问题描述
骑手交易风控金额审批通过后,结算失败,风控的同学查看堆栈后发现有两类异常,一类是正常的空指针,一类是看不懂的空指针。正常的空指针异常就不再列举了,直接来看下面这个不好理解的NPE
content: 9672833181742924 [DubboServerHandler-localhost:port-thread-199] com.....riskcontrol.trade.unit.dubbo.client.RiderTradeClient:addBalanceLogForAbnormalBack:46 --- riderTradeCostSettleOutmodedProvider#addBalanceLogForAbnormalBack异常
java.lang.NullPointerException: null
at sun.reflect.NativeConstructorAccessorImpl.newInstance0(Native Method) ~[?:1.8.0_201]
at sun.reflect.NativeConstructorAccessorImpl.newInstance(NativeConstructorAccessorImpl.java:62) ~[?:1.8.0_201]
at sun.reflect.DelegatingConstructorAccessorImpl.newInstance(DelegatingConstructorAccessorImpl.java:45) ~[?:1.8.0_201]
at java.lang.reflect.Constructor.newInstance(Constructor.java:423) ~[?:1.8.0_201]
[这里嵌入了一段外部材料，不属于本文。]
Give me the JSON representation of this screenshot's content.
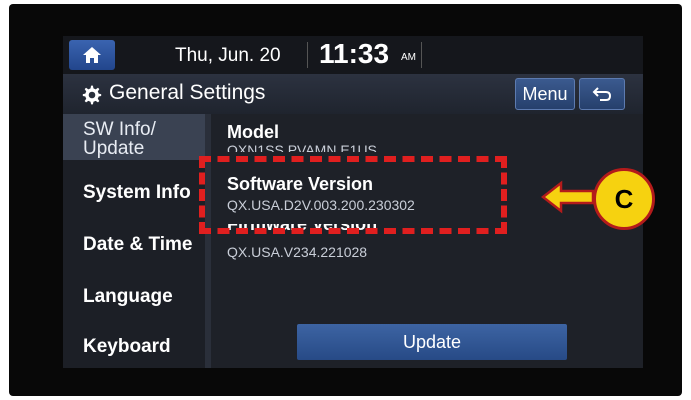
{
  "status_bar": {
    "date": "Thu, Jun. 20",
    "time": "11:33",
    "ampm": "AM"
  },
  "header": {
    "title": "General Settings",
    "menu_label": "Menu"
  },
  "sidebar": {
    "items": [
      {
        "label_line1": "SW Info/",
        "label_line2": "Update",
        "active": true
      },
      {
        "label": "System Info"
      },
      {
        "label": "Date & Time"
      },
      {
        "label": "Language"
      },
      {
        "label": "Keyboard"
      }
    ]
  },
  "main": {
    "model_label": "Model",
    "model_value": "QXN1SS PVAMN E1US",
    "software_label": "Software Version",
    "software_value": "QX.USA.D2V.003.200.230302",
    "firmware_label": "Firmware Version",
    "firmware_value": "QX.USA.V234.221028",
    "update_label": "Update"
  },
  "annotation": {
    "callout_letter": "C",
    "highlight_color": "#e01f1f",
    "circle_color": "#f6d210"
  },
  "icons": [
    "home-icon",
    "gear-icon",
    "back-icon",
    "left-arrow-icon"
  ]
}
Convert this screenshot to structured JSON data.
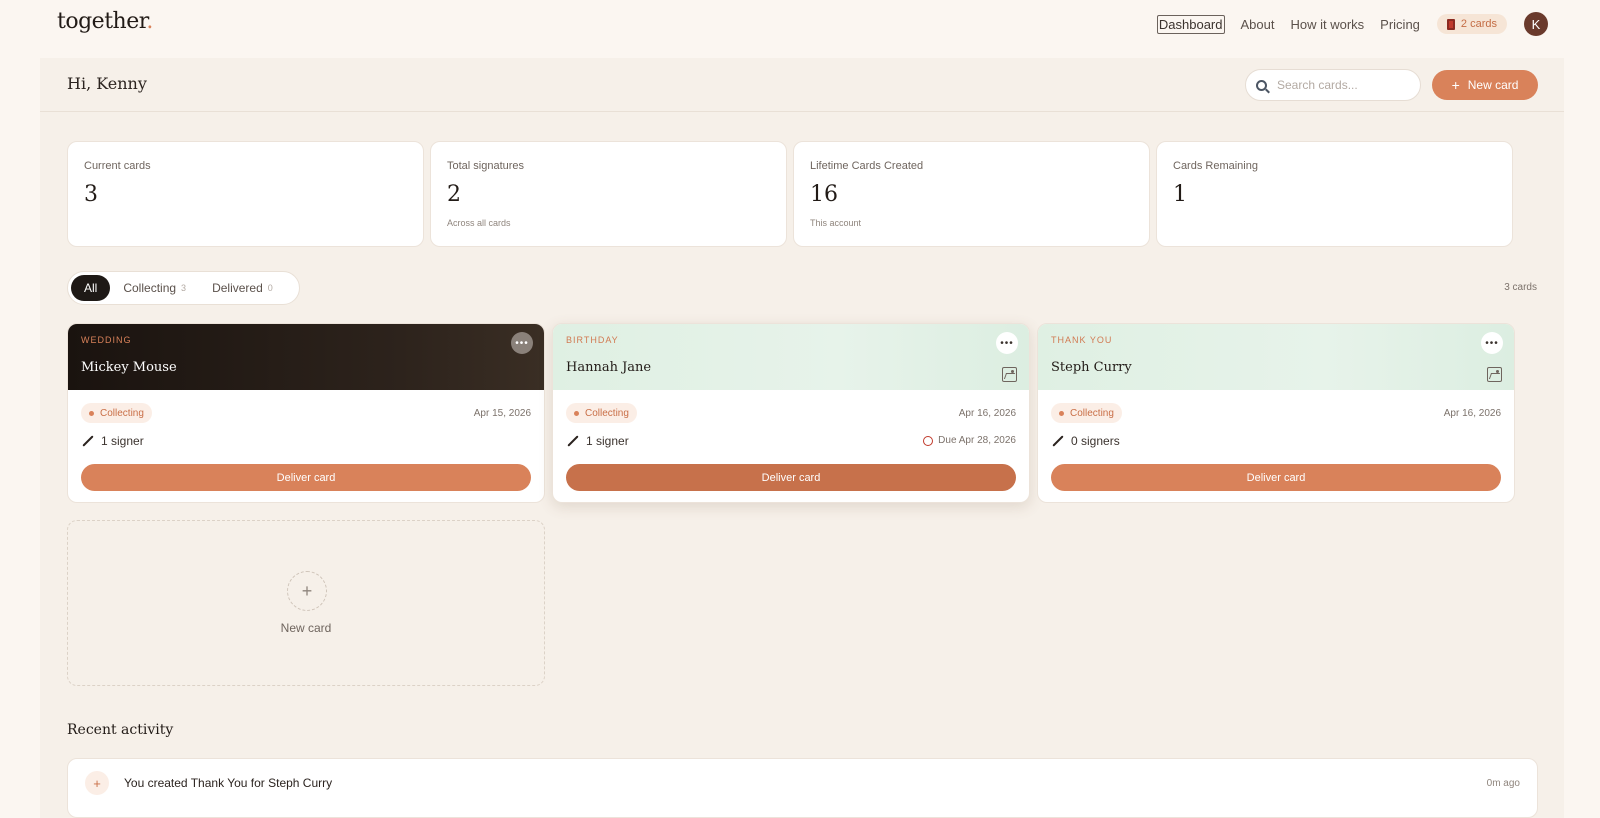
{
  "nav": {
    "logo": "together",
    "logo_dot": ".",
    "links": [
      "Dashboard",
      "About",
      "How it works",
      "Pricing"
    ],
    "credits": "2 cards",
    "avatar_initial": "K"
  },
  "header": {
    "greeting": "Hi, Kenny",
    "search_placeholder": "Search cards...",
    "new_card_label": "New card"
  },
  "stats": [
    {
      "label": "Current cards",
      "value": "3",
      "sub": ""
    },
    {
      "label": "Total signatures",
      "value": "2",
      "sub": "Across all cards"
    },
    {
      "label": "Lifetime Cards Created",
      "value": "16",
      "sub": "This account"
    },
    {
      "label": "Cards Remaining",
      "value": "1",
      "sub": ""
    }
  ],
  "filters": [
    {
      "label": "All",
      "count": ""
    },
    {
      "label": "Collecting",
      "count": "3"
    },
    {
      "label": "Delivered",
      "count": "0"
    }
  ],
  "cards_count": "3 cards",
  "cards": [
    {
      "type": "WEDDING",
      "name": "Mickey Mouse",
      "status": "Collecting",
      "date": "Apr 15, 2026",
      "signers": "1 signer",
      "due": "",
      "action": "Deliver card"
    },
    {
      "type": "BIRTHDAY",
      "name": "Hannah Jane",
      "status": "Collecting",
      "date": "Apr 16, 2026",
      "signers": "1 signer",
      "due": "Due Apr 28, 2026",
      "action": "Deliver card"
    },
    {
      "type": "THANK YOU",
      "name": "Steph Curry",
      "status": "Collecting",
      "date": "Apr 16, 2026",
      "signers": "0 signers",
      "due": "",
      "action": "Deliver card"
    }
  ],
  "new_card_tile": {
    "icon": "+",
    "label": "New card"
  },
  "activity": {
    "title": "Recent activity",
    "items": [
      {
        "icon": "+",
        "text": "You created Thank You for Steph Curry",
        "time": "0m ago"
      }
    ]
  },
  "colors": {
    "accent": "#d9825a",
    "dark": "#1e1916",
    "mint": "#dff0e3"
  }
}
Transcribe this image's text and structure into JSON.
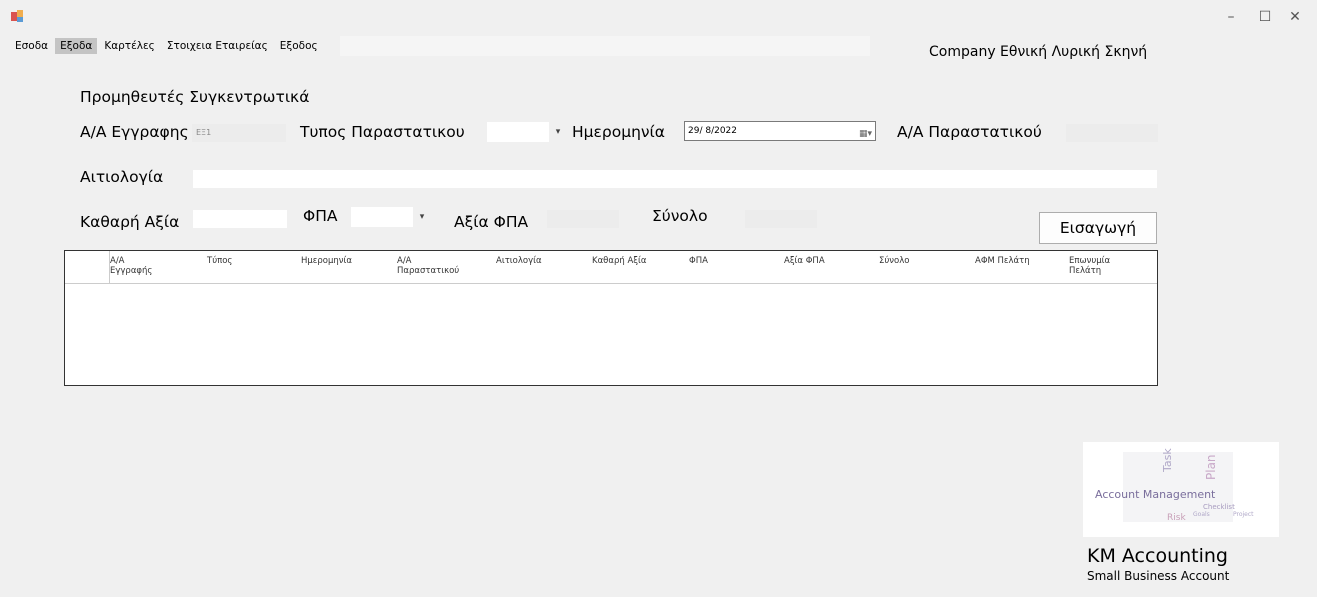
{
  "window": {
    "minimize": "–",
    "maximize": "☐",
    "close": "✕"
  },
  "menu": [
    "Εσοδα",
    "Εξοδα",
    "Καρτέλες",
    "Στοιχεια Εταιρείας",
    "Εξοδος"
  ],
  "company": "Company Εθνική Λυρική Σκηνή",
  "form": {
    "title": "Προμηθευτές Συγκεντρωτικά",
    "aa_egrafis_label": "Α/Α Εγγραφης",
    "aa_egrafis_value": "ΕΞ1",
    "typos_label": "Τυπος Παραστατικου",
    "imerominia_label": "Ημερομηνία",
    "imerominia_value": "29/ 8/2022",
    "aa_parastatikou_label": "Α/Α Παραστατικού",
    "aitiologia_label": "Αιτιολογία",
    "kathari_label": "Καθαρή Αξία",
    "fpa_label": "ΦΠΑ",
    "axia_fpa_label": "Αξία ΦΠΑ",
    "synolo_label": "Σύνολο",
    "insert_button": "Εισαγωγή"
  },
  "grid": {
    "columns": [
      "Α/Α Εγγραφής",
      "Τύπος",
      "Ημερομηνία",
      "Α/Α Παραστατικού",
      "Αιτιολογία",
      "Καθαρή Αξία",
      "ΦΠΑ",
      "Αξία ΦΠΑ",
      "Σύνολο",
      "ΑΦΜ Πελάτη",
      "Επωνυμία Πελάτη"
    ]
  },
  "logo": {
    "words": [
      "Task",
      "Plan",
      "Account Management",
      "Checklist",
      "Risk",
      "Goals",
      "Project"
    ]
  },
  "brand": {
    "name": "KM Accounting",
    "tagline": "Small Business Account"
  }
}
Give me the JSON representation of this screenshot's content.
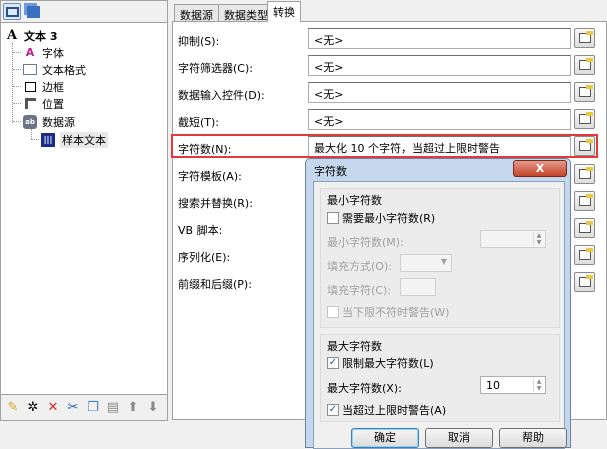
{
  "tree": {
    "root": "文本 3",
    "items": [
      "字体",
      "文本格式",
      "边框",
      "位置",
      "数据源"
    ],
    "child": "样本文本"
  },
  "tabs": [
    "数据源",
    "数据类型",
    "转换"
  ],
  "rows": [
    {
      "label": "抑制(S):",
      "value": "<无>"
    },
    {
      "label": "字符筛选器(C):",
      "value": "<无>"
    },
    {
      "label": "数据输入控件(D):",
      "value": "<无>"
    },
    {
      "label": "截短(T):",
      "value": "<无>"
    },
    {
      "label": "字符数(N):",
      "value": "最大化 10 个字符，当超过上限时警告"
    },
    {
      "label": "字符模板(A):"
    },
    {
      "label": "搜索并替换(R):"
    },
    {
      "label": "VB 脚本:"
    },
    {
      "label": "序列化(E):"
    },
    {
      "label": "前缀和后缀(P):"
    }
  ],
  "dialog": {
    "title": "字符数",
    "close": "X",
    "min_group": "最小字符数",
    "require_min": "需要最小字符数(R)",
    "require_min_checked": false,
    "min_count": "最小字符数(M):",
    "fill_mode": "填充方式(O):",
    "fill_char": "填充字符(C):",
    "warn_min": "当下限不符时警告(W)",
    "max_group": "最大字符数",
    "limit_max": "限制最大字符数(L)",
    "limit_max_checked": true,
    "max_count": "最大字符数(X):",
    "max_value": "10",
    "warn_max": "当超过上限时警告(A)",
    "warn_max_checked": true,
    "ok": "确定",
    "cancel": "取消",
    "help": "帮助"
  }
}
at com.alibaba.com.caucho.hessian.io.JavaDeserializer.instantiate(JavaDeserializer.java:305) ~[dubbo-2.5.6.2-D-RELEASE.jar!/:2.5.6.2-D-RELEASE]
at com.alibaba.com.caucho.hessian.io.JavaDeserializer.readObject(JavaDeserializer.java:194) ~[dubbo-2.5.6.2-D-RELEASE.jar!/:2.5.6.2-D-RELEASE]
at com.alibaba.com.caucho.hessian.io.SerializerFactory.readObject(SerializerFactory.java:524) ~[dubbo-2.5.6.2-D-RELEASE.jar!/:2.5.6.2-D-RELEASE]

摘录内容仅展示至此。